I am not pagan but I do recall reading about early Celtic practices during a military history class. We touched on them briefly while reading Caesers memoirs.

He wrote that the Celts had huge oak groves and they did rituals in them. His information has to be taken with a grain of salt (he was trying to kill them and might have lied a bit) but other observers of Celts in that period seem to support his claims.

I heard that ash wood helps keep fairies away too. :smiley:

-Derek-

Hiro, the sources of hollow “natural tubing” aren’t so large for woodwinds.

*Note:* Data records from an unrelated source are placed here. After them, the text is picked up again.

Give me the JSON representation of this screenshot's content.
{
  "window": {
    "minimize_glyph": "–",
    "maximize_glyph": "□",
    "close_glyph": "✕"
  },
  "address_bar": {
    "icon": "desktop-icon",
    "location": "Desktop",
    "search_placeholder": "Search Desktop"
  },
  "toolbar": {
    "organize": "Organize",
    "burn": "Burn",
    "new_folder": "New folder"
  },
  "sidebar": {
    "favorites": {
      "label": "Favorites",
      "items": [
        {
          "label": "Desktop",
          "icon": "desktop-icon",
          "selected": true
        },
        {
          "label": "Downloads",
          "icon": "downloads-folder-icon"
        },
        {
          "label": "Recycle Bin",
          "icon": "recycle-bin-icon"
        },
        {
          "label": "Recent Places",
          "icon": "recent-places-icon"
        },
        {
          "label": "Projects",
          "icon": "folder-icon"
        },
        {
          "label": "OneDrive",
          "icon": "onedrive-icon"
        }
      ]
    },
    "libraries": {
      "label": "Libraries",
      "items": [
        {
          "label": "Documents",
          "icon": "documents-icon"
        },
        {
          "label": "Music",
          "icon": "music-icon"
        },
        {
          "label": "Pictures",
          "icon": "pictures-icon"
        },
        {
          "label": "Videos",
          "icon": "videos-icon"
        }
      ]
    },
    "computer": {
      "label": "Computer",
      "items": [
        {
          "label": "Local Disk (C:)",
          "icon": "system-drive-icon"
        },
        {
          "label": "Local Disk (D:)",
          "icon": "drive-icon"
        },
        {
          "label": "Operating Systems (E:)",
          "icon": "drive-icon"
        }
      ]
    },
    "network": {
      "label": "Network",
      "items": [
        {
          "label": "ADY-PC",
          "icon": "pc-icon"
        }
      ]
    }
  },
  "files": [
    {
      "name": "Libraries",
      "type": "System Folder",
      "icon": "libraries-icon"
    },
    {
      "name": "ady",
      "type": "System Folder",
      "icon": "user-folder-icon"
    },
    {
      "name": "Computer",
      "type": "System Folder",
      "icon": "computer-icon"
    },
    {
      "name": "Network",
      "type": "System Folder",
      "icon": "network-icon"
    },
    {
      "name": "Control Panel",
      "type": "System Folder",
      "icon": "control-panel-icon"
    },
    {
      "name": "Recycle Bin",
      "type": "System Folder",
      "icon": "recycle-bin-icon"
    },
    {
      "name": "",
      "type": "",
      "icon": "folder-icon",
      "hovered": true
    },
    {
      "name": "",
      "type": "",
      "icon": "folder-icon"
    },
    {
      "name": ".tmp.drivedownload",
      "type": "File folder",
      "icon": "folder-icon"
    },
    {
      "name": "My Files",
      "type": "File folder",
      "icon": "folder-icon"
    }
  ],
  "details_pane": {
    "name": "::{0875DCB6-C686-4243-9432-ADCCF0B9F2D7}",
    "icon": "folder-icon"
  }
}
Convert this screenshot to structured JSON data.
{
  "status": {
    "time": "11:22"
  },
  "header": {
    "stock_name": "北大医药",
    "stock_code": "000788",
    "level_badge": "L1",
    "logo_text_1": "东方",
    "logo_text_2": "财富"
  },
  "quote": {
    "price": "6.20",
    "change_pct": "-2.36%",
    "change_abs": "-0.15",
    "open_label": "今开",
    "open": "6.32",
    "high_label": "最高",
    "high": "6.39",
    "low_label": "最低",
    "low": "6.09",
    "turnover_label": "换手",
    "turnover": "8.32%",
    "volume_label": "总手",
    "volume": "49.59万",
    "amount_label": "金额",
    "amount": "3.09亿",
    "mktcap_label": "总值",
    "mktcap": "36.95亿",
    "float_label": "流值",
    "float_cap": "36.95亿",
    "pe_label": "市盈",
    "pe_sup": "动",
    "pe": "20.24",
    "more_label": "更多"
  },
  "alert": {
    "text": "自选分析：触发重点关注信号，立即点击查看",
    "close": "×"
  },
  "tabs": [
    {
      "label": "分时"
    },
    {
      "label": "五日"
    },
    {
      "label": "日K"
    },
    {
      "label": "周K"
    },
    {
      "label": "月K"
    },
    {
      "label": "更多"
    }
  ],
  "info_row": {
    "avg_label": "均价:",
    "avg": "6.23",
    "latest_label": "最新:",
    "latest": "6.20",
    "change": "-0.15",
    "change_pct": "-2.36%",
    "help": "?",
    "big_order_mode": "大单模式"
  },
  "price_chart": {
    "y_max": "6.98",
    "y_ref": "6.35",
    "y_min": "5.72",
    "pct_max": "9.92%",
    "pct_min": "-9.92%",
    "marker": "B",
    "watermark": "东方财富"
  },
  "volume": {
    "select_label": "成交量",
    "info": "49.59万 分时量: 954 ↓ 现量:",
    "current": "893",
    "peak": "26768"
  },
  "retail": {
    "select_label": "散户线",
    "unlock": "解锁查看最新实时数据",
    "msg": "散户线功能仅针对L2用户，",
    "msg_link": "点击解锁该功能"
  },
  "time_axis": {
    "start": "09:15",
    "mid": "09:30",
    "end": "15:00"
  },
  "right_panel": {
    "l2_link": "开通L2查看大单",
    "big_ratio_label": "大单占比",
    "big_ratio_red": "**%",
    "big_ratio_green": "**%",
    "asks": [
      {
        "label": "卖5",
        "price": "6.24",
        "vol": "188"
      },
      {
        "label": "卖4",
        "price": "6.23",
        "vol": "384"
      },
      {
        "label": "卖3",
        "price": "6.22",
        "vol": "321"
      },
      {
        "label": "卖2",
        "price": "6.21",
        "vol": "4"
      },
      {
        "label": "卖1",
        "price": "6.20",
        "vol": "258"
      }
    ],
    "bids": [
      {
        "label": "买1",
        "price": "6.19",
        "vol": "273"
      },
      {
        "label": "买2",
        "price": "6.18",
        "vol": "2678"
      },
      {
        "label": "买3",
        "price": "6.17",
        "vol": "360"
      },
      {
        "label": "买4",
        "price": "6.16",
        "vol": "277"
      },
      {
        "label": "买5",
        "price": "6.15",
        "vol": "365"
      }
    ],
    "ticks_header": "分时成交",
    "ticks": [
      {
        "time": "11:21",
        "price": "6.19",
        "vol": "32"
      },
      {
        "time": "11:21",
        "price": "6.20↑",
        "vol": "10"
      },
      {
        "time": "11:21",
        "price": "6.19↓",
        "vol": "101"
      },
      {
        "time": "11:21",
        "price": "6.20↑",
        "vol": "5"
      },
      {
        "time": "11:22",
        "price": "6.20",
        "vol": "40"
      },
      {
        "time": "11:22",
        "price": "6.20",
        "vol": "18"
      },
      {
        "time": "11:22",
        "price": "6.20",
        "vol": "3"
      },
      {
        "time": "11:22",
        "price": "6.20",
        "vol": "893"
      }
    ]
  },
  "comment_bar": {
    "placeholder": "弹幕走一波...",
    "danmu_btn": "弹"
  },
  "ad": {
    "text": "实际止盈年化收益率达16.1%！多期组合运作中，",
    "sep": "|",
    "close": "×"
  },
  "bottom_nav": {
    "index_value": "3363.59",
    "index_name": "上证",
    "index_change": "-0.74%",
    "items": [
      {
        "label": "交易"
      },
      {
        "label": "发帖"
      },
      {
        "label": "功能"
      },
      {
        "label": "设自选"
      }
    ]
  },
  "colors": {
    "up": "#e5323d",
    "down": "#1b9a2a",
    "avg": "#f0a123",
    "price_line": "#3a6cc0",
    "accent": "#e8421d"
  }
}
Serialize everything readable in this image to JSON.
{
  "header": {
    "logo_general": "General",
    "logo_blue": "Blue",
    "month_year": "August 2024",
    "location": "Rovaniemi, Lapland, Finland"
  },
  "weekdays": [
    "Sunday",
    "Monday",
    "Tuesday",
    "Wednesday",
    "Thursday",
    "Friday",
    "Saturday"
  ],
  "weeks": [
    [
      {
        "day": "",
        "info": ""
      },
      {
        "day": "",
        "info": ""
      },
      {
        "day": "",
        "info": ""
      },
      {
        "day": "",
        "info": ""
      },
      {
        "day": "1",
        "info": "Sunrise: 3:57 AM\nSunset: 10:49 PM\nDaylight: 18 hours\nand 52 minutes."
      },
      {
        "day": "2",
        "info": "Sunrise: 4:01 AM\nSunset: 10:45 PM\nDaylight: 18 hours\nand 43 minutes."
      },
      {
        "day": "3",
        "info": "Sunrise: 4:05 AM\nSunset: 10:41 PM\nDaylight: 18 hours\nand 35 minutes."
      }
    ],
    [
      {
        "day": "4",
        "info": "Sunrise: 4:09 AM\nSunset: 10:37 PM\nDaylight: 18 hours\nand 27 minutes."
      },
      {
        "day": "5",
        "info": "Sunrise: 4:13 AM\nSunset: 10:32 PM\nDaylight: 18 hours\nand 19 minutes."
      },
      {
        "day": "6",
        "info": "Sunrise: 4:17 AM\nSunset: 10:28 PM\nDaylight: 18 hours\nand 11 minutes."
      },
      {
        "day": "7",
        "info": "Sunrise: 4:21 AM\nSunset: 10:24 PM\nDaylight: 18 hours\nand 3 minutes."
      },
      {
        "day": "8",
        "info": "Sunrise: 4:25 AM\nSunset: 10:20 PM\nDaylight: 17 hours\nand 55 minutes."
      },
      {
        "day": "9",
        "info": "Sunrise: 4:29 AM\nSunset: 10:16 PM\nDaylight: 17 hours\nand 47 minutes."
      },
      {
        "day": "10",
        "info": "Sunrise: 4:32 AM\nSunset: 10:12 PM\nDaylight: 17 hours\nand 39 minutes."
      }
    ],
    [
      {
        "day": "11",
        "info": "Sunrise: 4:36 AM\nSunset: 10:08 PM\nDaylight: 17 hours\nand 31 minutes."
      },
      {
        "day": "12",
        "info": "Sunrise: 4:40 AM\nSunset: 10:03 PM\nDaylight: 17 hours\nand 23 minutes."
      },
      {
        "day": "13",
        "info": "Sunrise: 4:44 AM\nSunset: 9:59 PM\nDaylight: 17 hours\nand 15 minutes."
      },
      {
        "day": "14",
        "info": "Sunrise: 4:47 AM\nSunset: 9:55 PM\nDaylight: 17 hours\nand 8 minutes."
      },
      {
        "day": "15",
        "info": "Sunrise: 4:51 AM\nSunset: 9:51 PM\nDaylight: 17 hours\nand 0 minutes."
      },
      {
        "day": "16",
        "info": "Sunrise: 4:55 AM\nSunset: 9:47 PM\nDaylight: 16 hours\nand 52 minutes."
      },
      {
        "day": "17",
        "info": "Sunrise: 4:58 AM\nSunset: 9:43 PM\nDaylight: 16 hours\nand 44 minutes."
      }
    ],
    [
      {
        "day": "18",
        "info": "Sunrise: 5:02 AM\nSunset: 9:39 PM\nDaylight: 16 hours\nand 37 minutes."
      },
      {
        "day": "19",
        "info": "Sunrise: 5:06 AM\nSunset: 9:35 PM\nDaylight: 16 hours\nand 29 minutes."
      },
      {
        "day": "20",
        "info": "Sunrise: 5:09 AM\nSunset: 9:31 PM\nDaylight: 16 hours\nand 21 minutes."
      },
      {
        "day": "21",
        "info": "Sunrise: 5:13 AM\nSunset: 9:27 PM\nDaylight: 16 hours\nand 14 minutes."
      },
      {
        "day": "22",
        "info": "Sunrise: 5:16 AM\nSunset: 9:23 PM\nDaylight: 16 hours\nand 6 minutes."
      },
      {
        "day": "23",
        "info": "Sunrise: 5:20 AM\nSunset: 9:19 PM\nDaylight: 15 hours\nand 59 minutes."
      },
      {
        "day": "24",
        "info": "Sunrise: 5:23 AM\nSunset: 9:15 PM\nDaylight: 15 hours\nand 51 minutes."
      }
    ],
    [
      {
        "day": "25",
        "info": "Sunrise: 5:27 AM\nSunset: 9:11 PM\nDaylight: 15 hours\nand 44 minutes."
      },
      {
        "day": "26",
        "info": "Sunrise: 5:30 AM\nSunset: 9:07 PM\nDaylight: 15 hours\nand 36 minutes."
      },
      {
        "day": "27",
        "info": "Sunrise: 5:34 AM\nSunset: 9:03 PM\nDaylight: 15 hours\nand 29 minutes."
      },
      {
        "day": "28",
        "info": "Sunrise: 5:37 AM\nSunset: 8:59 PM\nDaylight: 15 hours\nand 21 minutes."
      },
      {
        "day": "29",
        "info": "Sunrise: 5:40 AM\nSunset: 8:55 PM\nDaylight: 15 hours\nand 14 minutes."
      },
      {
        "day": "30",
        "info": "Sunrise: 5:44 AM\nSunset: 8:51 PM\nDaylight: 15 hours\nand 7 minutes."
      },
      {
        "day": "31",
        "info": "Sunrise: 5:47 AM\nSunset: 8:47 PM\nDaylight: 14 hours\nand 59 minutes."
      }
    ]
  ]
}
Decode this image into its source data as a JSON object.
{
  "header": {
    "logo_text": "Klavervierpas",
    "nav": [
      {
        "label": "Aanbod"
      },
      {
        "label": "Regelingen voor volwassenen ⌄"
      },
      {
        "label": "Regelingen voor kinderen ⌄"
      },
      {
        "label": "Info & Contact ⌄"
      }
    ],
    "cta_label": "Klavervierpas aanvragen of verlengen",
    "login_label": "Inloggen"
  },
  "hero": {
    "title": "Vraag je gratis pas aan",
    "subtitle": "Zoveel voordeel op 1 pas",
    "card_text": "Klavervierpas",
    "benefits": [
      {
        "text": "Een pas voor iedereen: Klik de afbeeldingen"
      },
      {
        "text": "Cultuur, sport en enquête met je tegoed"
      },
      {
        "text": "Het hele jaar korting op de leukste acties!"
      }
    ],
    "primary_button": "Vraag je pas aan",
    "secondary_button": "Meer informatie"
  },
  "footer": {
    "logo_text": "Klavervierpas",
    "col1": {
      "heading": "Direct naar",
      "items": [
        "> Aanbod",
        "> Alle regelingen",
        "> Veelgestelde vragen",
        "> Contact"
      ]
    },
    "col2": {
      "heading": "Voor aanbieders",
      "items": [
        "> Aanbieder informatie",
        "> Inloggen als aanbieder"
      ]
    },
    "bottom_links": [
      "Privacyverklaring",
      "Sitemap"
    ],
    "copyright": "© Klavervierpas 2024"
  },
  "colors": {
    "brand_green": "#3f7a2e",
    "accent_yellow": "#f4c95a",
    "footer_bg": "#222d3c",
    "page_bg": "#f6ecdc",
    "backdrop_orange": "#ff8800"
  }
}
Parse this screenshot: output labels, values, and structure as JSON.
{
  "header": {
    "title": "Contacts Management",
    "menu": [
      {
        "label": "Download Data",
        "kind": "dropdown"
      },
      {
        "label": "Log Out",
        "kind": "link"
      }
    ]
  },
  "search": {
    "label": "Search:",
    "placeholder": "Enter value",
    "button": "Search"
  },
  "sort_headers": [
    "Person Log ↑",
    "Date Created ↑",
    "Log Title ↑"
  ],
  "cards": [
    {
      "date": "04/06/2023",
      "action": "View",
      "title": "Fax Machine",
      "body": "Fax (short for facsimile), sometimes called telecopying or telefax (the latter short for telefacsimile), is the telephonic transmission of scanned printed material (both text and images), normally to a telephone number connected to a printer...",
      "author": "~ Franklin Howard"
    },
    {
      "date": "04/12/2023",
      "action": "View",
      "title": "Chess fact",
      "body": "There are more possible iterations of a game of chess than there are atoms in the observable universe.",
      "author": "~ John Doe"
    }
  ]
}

So in Asia, you have bamboo.
In America, both North and South, cane–same thing.
In Europe, reed cane and elder tree.
And, of course, in Australia eucalyptus, but hollowed by them, er… kermites.

Of course, with “modern” makers, the prime source of tubing is… plumbers’ supplies stores. Hence our modern "wood"winds of PVC, brass, copper.

One aspect, I thought the main one, of Hiro’s question concerns the continuing use of bamboo rather than it’s origins, not that they aren’t relevant of course. My very underinformed guess is that there might be a heavy element of ‘if it ain’t broke, don’t fix it.’

Bamboo flutes have a distinctive sound, unlike wood and unlike metal, not that all wood or metal flutes sound the same. So, after hundreds of years of developing a tradition in which the sound of the bamboo flute has an organic role, why would you change? Japanese technologists are noted worldwide for their ability to improve design and innovate but a big part of that art is to know when something doesn’t need improving.

There’s the fundamental problem of drilling a long bore in any material… and subsequently the economics involved of doing so when the technology and methodology finally arrives.

Why spend a vast amount of time boring and shaping a material when a natural one exists which has been utilised most pleasingly for thousands of years?

There are, as Wombat has said, some traditions which should not be changed simply because they can be.

I suspect that if the UK had been wall-to-wall bamboo instead of “oak and ash and thorn”, our history would be very much different, and so too our traditions.